The singled-out claim also doesn’t consider that USADA has charged key Armstrong staffers, from doctors to his longtime personal trainer Michele Ferrari (whom I profiled for Bicycling in 2006) to his team director and confidante, Johan Bruyneel. Doping in cycling is, or was, a structural problem, handed down from generation to generation and (on some teams) enforced by team management. If USADA’s charges are true, that certainly seems to have been the case on Armstrong’s cycling teams.

So there’s a good reason Armstrong was the only rider charged: He was the boss. The team was organized around him, led by him, and dedicated to helping him win the Tour, period. His teammates, several of whom have apparently told USADA that they doped, did so to help him win—and to keep their jobs. Their admitted cheating enabled him to earn tens of millions of dollars.

The alleged doping was not just limited to EPO. They’re also accused of using testosterone, which Ferrari is said to have mixed with olive oil to let the athletes take it orally; they called it “oil.” Several riders also told USADA that between 1998 and 2007, Ferrari developed “training plans dependent upon blood transfusions.” (Armstrong allegedly kept transfusion equipment at his home.) The riders also said that Bruyneel and team doctors made human growth hormone available. This allegedly institutionalized, systematic approach is a long way from Jose Canseco injecting himself with steroids in a bathroom stall.

How should Armstrong defend himself? One obvious PR maneuver was suggested, ironically, by one of Armstrong’s accusers, ex-teammate Tyler Hamilton. Last May, Hamilton told Hamilton told 60 Minutes, “He took what we all took—the majority of the peloton.” In other words, everybody was doing it.

But does the fact that so many of his contemporaries have been sanctioned for or suspected of doping mean that we shouldn’t care if Armstrong cheated? No, it doesn’t. There are two reasons why we should care. First, as Garmin-Barracuda team director (and ex-Armstrong teammate) Jonathan Vaughters explained to me once, performance-enhancing drugs help some athletes much more than others. Rather than leveling the playing field, drugs actually make it more distorted.

Second, “everybody” wasn’t necessarily doing it. Not everyone said yes to the proffered syringe. There are many cases in which young American riders went to Europe, hoping to make the big time, and were inevitably offered the opportunity to “go to the next level” or “get on a program.” Some said yes, but lots said no, even if it meant giving up on their dreams. “It was available, if I wanted it,” a former low-level Armstrong teammate once told me, referring to performance-enhancing drugs. He didn’t, so he dropped back down to domestic U.S. racing, the equivalent of going from the Yankees to the Lancaster Barnstormers.

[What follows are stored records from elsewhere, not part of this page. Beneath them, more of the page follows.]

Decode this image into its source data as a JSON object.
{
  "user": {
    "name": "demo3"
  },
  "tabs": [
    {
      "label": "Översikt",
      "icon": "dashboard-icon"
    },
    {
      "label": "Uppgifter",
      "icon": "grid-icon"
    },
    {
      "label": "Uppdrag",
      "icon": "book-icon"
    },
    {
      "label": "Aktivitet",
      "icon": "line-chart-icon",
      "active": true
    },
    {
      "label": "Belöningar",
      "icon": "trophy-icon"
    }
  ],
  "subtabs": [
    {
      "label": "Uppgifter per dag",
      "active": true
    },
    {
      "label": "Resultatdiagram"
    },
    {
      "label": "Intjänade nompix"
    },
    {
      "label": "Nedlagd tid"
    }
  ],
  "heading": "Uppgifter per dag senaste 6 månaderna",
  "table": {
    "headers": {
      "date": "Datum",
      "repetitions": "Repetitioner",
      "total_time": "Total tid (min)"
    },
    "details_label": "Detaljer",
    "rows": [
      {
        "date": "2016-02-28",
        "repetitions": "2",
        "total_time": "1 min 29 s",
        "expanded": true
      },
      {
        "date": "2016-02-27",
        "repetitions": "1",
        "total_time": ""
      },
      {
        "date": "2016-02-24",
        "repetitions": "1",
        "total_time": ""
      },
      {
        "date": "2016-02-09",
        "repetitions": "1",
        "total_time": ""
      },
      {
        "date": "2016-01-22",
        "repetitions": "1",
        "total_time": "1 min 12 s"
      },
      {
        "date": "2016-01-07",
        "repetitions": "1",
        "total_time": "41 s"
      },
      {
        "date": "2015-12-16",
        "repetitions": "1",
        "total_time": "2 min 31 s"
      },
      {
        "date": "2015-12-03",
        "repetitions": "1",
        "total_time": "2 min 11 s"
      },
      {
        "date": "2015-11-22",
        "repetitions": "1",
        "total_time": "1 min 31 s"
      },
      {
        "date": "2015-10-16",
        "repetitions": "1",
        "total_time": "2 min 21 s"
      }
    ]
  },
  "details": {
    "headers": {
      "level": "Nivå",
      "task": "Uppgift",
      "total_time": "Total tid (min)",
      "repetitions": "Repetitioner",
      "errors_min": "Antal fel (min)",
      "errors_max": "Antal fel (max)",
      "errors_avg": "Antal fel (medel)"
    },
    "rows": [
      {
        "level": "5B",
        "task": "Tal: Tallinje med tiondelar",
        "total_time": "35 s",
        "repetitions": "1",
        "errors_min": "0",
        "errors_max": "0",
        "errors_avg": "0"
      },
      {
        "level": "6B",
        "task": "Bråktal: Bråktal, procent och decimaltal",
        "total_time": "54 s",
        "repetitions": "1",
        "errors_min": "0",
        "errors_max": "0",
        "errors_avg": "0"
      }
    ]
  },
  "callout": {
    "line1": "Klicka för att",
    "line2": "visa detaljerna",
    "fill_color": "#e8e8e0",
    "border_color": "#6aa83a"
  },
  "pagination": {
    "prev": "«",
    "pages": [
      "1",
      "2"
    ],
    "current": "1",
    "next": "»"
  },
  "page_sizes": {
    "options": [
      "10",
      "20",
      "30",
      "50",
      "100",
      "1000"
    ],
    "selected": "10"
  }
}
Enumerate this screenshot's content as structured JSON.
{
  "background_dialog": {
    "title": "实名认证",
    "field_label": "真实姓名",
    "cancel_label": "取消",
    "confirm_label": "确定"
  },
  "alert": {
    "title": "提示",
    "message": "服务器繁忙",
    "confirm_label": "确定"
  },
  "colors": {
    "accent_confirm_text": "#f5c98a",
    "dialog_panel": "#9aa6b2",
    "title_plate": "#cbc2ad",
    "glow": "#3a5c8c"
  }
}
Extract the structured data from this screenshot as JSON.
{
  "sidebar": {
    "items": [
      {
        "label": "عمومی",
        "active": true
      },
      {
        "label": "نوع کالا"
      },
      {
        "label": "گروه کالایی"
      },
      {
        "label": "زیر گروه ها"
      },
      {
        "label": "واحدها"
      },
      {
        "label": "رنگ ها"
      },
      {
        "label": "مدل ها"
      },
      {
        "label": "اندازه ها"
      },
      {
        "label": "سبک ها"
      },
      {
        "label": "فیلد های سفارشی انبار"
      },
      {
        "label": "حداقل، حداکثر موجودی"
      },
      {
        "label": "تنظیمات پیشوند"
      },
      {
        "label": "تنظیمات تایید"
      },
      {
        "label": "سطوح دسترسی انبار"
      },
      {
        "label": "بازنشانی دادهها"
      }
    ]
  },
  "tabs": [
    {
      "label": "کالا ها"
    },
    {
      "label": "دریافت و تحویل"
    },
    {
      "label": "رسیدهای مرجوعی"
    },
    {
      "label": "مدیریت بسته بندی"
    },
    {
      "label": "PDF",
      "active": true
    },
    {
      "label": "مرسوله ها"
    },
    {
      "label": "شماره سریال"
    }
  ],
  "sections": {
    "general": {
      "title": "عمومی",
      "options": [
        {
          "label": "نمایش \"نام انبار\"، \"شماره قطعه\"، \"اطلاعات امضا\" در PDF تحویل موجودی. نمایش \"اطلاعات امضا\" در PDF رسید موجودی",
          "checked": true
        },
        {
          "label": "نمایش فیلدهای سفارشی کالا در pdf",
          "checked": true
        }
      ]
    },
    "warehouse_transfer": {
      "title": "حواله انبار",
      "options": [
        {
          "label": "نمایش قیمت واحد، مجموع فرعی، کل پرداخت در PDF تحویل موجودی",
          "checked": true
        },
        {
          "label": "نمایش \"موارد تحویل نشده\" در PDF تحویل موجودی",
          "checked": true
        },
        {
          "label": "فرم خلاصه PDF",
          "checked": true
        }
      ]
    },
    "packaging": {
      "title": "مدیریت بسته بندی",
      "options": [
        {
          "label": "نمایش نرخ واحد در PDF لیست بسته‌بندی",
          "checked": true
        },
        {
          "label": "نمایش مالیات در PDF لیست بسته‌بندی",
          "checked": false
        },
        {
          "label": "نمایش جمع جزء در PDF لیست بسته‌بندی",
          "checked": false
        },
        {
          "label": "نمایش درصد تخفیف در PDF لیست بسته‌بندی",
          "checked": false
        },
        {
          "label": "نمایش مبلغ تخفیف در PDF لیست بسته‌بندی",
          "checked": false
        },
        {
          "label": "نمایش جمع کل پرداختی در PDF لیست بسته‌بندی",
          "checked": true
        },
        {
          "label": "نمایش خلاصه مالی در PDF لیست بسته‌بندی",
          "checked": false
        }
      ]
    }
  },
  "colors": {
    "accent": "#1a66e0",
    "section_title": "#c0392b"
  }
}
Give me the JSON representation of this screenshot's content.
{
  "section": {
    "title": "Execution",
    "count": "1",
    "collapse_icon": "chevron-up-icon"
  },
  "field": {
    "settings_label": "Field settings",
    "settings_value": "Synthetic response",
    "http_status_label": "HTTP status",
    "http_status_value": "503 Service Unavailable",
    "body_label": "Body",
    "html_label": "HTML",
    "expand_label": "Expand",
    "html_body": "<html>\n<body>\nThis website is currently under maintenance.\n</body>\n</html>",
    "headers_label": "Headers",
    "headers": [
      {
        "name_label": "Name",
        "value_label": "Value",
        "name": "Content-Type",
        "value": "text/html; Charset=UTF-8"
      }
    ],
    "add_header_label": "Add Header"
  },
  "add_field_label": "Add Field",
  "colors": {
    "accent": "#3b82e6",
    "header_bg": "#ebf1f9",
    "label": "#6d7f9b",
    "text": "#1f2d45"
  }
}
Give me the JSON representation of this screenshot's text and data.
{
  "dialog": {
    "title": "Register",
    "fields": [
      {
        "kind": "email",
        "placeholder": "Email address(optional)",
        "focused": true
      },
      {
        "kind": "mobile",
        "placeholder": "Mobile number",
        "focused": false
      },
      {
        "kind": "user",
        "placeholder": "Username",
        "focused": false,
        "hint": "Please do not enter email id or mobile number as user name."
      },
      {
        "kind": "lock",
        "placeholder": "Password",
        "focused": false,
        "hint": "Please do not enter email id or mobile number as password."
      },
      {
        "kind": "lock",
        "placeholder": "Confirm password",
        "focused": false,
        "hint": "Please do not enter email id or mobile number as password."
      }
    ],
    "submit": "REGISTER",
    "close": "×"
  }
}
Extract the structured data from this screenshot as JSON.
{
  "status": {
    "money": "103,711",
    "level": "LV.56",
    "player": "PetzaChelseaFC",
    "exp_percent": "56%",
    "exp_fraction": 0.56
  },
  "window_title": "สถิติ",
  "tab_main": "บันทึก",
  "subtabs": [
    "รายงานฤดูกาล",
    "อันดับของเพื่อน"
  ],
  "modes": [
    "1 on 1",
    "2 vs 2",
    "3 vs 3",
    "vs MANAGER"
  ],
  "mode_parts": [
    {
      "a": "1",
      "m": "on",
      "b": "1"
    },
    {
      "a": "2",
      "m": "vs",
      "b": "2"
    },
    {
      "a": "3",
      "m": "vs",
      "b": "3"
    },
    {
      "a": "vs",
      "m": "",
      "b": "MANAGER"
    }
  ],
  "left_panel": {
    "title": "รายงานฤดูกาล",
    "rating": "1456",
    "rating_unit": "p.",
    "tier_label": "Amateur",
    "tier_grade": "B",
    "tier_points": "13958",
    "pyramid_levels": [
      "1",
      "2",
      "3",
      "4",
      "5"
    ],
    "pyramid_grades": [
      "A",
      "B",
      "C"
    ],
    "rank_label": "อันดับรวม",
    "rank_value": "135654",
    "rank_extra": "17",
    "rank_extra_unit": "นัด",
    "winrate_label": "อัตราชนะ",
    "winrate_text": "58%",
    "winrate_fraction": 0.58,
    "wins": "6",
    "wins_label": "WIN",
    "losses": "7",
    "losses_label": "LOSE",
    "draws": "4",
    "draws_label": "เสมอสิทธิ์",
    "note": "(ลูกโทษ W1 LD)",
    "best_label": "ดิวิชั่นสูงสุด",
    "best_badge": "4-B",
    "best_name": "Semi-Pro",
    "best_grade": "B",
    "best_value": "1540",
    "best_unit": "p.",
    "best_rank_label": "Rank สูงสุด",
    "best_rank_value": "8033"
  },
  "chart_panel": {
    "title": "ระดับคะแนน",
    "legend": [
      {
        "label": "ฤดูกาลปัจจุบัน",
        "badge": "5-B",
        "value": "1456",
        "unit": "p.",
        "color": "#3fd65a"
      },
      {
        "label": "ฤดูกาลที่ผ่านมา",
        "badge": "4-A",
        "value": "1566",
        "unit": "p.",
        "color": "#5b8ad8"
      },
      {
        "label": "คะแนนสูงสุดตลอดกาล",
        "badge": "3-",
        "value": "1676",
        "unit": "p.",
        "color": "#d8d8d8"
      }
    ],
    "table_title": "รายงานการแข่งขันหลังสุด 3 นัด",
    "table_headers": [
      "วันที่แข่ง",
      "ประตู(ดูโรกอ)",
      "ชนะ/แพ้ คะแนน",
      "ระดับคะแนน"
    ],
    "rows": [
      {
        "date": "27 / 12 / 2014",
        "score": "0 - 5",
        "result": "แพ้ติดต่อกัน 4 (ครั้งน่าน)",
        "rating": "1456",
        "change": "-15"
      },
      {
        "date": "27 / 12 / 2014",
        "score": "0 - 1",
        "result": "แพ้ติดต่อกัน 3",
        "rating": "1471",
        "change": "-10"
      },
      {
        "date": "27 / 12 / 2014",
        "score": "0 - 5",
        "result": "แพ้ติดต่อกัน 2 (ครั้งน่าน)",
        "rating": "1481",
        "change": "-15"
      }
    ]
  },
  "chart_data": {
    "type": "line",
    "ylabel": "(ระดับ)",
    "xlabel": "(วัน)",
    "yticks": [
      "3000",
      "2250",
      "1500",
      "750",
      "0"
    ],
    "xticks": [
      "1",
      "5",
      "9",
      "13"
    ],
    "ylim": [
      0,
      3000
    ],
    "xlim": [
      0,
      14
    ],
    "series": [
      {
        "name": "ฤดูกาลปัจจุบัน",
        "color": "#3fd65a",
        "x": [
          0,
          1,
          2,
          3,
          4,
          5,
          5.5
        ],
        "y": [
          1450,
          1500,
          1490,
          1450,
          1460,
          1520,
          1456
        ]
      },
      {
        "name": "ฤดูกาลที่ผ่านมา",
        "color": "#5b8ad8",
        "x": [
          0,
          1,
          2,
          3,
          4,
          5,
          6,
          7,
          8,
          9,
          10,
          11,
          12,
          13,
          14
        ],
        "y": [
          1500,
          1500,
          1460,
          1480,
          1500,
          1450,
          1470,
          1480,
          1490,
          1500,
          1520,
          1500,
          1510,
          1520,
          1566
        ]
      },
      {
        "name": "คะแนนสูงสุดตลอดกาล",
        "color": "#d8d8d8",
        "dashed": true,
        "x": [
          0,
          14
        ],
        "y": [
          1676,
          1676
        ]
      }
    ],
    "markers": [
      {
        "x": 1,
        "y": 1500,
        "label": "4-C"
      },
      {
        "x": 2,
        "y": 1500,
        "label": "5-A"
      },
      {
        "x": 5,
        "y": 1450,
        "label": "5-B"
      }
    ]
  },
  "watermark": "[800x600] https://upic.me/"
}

Despite public perceptions, doping is far less prevalent in cycling than it was just five or six years ago. New, comprehensive testing regimes will catch all but the cleverest cheaters, and several teams now carry out their own stringent anti-doping measures. One of those teams, Garmin-Barracuda, recently had a rider (Canada’s Ryder Hesjedal) win the Giro d’Italia—a notoriously difficult feat for a foreigner. English sprinter Mark Cavendish won dozens of races for another “clean” team, HTC-Columbia.

That brings us to the most curious and potentially damning lines in the whole letter. Most of the allegations focus on 1998-2005, when Armstrong rode for the U.S. Postal Service and Discovery Channel teams. But according to USADA, Armstrong’s test results from his comeback years of 2009 and 2010 are “fully consistent with blood manipulation including EPO use and/or blood transfusions.” If true, that means that even as “everybody” stopped doing it, Armstrong kept right on going.

Even if Armstrong loses his case with USADA, he could appeal to the Court of Arbitration for Sport, which would assign a three-person panel to decide his case. Those hearings are normally closed, but he could choose to open his to the public. Maybe he should: It’s the chance he’s longed for to finally prove his innocence. On the other hand, his best strategy may be to keep as quiet as possible. It’s possible the public is so sick of doping allegations that nobody will pay attention as his career goes on trial.